Agree that all examples involves the data which was already available in hdfs. That was for illustration.
Before moving on answer let us understand the issues with small files:
1. Storage: Each file stored in hdfs consumes 150Bytes of data in NN memory.
So more small files, more space acquired in NN while actual data stored in hdfs would be small.
This forces users to keep there files in sequence files so NN memory can be freed to store more data.
Solution:
In this case, if files will be stored in sequence file, and cleaned up from hdfs, free space can be utilised for storing more data.
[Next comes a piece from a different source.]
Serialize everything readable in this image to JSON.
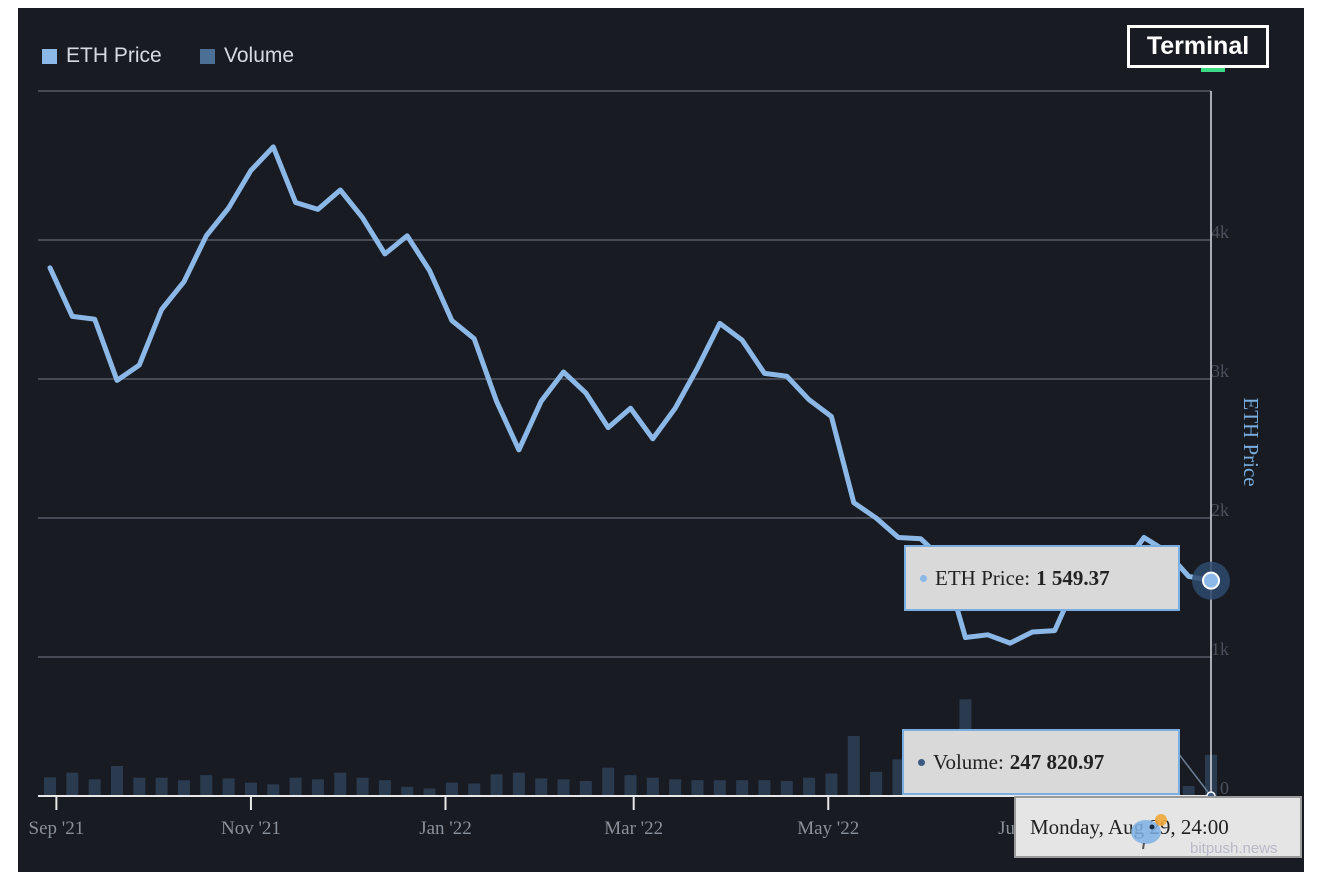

2. Processing: If a job involves processing multiple small files using map-reduce framework, multiple map tasks will be instantiated, all of which will be handling small amount of data.
The time taken for such map job initialisation would be much more higher than the time taken for actual small file processing which will waste such map task slots.
This will act as blocker for other jobs as all map-slots would be full for that moment.
Solution:
If we keep small files in larger sequence files, each map will get enough data to process in parallel with other tasks and true parallel processing benefits can be achieved.
So even in this case, when files are already on hdfs and then are combined to large sequence file, processing such sequence file for further analysis will really help.

0

Answer to your second question, yes it is possible to read small files directly from local filesystem.
The only thing that we have to do is to modify the conf object to point to local filesystem that can be done as follows:
Configuration conf = new Configuration();
conf.set('fs.default.name','file:///');
Job job = new Job(conf, "ImagesToSequenceFileConverter");
Now whaterevr location will be passed to this program as input path for files, code will search them on local filesystem and not on hdfs.

If you see ImagesToSequenceFileConverter[sequence file assignment], just add conf.set('fs.default.name','file:///'); at line#52 and re-create the jar and pass the local-filesystem location where images are stored and code will pick files direct from there.

Hope this helps.
Vote-up, if works for you.
Happy learning!!